Resultaba que nada más sentarse junto a Tito el viento empezó a meterles arena en los ojos, y no era plan, sobre todo por el niño, así que cuando Félix iba hacia el agua Sandra le gritó que se llevaba a Tito a la piscina de los apartamentos. Creía que le había oído, le pareció ver un gesto de la mano afirmativo.

De todos modos, no parecía amedrentada porque tuvo serenidad para reparar en los pies desnudos de Félix. ¿No había visto las chanclas? Se las había dejado allí, pero claro, la arena las habría cubierto.

Félix le quitó al niño de encima, lo puso en la silla y echó un vistazo alrededor por si se dejaban algo. Ella continuó en la misma postura, con el brazo del cigarrillo estirado.

– En el futuro cuando nos veas aquí, en la playa o donde sea, mantente alejada de nosotros.

Ahora sí que a Sandra le cambió la expresión, sólo se le ocurrió dar una calada y mientras la daba la silla de Tito traqueteó por los adoquines rosas.

Fue a este último minuto al que no paró de darle vueltas Félix en la cabeza mientras le preparaba la papilla de frutas a Tito; mientras se la daba, le cambiaba y le pasaba la esponja por la cara y la cabeza y mientras se duchaba rápidamente y respiraba aliviado porque su hijo estuviese sano y a salvo aunque hoy Angelita debiera regresar más tarde al apartamento. No le contaría nada, no valía la pena alarmarla con hechos que no habían ocurrido en realidad. Los únicos hechos que importaban eran los que cambiaban las cosas. Ahora que se había apaciguado, la frase que le dijo a Sandra le parecía brutal.

En el trayecto al hospital no le habló a Tito como solía hacer, lo sentó y le puso el cinturón de seguridad mecánicamente sin pensar en lo que hacía porque su comportamiento con Sandra le reconcomía. Se había dejado llevar por un impulso primitivo, el impulso de desahogarse.

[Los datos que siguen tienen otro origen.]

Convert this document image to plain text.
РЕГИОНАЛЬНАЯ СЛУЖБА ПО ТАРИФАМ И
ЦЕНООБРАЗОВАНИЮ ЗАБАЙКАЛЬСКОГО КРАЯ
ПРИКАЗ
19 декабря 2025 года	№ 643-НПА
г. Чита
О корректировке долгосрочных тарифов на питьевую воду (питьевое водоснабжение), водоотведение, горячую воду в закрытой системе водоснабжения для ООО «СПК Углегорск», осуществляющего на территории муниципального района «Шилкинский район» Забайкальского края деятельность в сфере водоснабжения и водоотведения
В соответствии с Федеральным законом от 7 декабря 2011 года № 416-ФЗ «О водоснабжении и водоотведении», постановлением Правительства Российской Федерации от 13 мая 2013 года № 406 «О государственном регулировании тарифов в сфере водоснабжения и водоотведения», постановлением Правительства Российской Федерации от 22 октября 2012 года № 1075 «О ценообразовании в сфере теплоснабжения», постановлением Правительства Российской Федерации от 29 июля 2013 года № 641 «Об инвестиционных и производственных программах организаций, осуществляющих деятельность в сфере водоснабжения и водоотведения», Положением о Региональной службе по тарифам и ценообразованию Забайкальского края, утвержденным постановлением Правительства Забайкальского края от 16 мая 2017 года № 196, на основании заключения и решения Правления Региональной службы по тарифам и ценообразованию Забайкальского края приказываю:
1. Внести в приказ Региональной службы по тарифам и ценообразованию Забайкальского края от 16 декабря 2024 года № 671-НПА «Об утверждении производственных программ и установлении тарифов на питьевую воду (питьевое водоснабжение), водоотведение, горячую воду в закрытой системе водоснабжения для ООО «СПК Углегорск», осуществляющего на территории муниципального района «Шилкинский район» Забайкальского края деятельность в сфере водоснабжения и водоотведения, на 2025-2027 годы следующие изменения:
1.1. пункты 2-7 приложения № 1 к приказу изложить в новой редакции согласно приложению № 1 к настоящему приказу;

En el momento en que los vio a Tito y a ella comprendió que a la chica no la había guiado ninguna mala intención, sin embargo, él no quiso relajarse, no quiso sentirse aliviado porque había algo más profundo que sólo le concernía a él. Si se trataba con un poco de objetividad a sí mismo, lo que tenía era un gran sentimiento de culpa porque había estado disfrutando como pocas veces del agua y de la vida mientras se bañaba y porque había sido feliz. Se había comportado como un energúmeno puesto que Sandra no sabía nada de lo que ocurría. Supondría que estaba divorciado y que pasaba las vacaciones con su hijo y su madre. Supondría que todo el mundo que está en una playa tendría ganas de pasarlo bien, y supondría que en el fondo le estaba haciendo un favor arrancándole de su monotonía, y puede que acertase. Así que, si tenía tiempo y ganas y si el remordimiento persistía después de ver a Julia, buscaría la manera de disculparse.